It was a Wednesday night and we didn’t have much food at home. Although we talked about going out to eat, we were too tired. Eventually we scraped a dinner together and sat down to see the post-prime time news. That’s when we saw the first confusing shots of what would later be known as the November 2008 Mumbai terrorist attack.
It wasn’t for another hour that we realized how lucky we were that we stayed home. The curfew lasted only three days, but it was a month before I walked about Colaba aimlessly again. On Christmas day, The Family and I found that we were tourists in our own backyard, so to say. We walked past small restaurants which were suddenly infamous, past a familiar vegetable market into lanes which had appeared as blurry shots on TV screens across the world. Looking back at that now, I realize that lockdowns and curfews do not end when restrictions are lifted; it takes time for you to come back to normal.

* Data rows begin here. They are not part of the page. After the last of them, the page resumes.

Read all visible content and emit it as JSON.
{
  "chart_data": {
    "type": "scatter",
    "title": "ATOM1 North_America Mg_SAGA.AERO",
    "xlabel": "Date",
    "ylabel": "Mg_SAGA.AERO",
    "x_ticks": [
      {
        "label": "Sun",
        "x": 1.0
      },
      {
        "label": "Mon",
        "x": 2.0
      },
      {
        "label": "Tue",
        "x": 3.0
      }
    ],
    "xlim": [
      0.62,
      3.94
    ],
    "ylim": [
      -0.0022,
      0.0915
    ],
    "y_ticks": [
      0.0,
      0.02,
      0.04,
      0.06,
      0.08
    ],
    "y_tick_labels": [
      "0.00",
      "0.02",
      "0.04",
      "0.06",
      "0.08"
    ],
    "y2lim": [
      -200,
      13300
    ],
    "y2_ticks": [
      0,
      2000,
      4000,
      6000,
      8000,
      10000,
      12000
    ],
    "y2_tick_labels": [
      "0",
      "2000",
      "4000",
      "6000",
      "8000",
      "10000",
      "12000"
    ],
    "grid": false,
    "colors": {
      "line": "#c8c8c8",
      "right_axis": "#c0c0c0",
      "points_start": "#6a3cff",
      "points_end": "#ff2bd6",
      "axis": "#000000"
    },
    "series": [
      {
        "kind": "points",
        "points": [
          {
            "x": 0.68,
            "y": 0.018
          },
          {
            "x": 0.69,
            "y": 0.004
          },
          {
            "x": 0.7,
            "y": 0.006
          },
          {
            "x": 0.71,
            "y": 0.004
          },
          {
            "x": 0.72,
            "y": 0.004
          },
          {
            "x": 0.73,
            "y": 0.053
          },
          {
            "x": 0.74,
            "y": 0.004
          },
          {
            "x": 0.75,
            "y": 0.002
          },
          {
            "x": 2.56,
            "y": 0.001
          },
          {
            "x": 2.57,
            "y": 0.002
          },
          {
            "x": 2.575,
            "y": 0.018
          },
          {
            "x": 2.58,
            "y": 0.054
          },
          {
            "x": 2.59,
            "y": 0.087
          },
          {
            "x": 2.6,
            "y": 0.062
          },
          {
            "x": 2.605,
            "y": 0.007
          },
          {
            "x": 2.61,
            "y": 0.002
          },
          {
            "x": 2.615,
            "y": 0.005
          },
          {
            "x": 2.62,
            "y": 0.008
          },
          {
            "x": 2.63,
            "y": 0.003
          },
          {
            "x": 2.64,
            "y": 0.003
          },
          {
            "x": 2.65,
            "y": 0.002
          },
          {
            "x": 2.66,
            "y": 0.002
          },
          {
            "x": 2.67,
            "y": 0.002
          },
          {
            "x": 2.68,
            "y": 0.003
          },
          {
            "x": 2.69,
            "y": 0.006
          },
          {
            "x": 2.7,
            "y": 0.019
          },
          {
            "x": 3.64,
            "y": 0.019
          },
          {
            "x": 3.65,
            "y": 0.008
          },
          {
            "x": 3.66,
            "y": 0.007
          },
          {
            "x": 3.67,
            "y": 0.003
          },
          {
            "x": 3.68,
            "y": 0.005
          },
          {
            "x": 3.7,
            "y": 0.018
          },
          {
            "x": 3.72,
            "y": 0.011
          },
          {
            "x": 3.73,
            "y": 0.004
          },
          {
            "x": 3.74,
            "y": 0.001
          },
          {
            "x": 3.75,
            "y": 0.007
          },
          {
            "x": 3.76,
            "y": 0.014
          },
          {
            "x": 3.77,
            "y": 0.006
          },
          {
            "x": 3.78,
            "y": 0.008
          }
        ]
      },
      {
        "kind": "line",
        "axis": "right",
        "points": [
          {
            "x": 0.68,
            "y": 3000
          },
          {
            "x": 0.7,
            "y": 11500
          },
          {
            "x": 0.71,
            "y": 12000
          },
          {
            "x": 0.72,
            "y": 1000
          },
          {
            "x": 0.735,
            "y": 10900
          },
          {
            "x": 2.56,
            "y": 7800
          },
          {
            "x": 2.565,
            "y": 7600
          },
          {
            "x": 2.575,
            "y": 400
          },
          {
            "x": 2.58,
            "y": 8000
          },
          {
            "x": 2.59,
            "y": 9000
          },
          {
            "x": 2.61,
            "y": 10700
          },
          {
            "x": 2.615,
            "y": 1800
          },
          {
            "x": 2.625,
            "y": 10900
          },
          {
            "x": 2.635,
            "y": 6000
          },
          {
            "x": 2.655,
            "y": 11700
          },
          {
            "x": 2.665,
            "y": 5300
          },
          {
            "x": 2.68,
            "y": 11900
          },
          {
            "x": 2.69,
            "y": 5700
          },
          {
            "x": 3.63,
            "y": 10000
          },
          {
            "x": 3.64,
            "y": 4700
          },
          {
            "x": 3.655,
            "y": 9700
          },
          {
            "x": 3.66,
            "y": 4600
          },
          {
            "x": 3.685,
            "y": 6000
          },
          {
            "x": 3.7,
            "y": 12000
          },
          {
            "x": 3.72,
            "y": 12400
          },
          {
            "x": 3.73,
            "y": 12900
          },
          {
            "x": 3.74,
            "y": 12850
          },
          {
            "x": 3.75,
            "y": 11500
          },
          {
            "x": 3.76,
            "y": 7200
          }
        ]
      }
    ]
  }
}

The little lanes were still full of press photographers. Usually I like to talk to them; they are not in an easy profession. But that day they had no time off to chat. When I look back at my archives, I have more than twenty shots of the crowd of photographers jockeying for position without jostling. Today when I look at the photos I see professional rivalry, as well as the courtesy to let someone else rest a heavy lens on your shoulder to steady a shot. A very different world from the savage days that we had gone through. That walk bled some darkness out of us.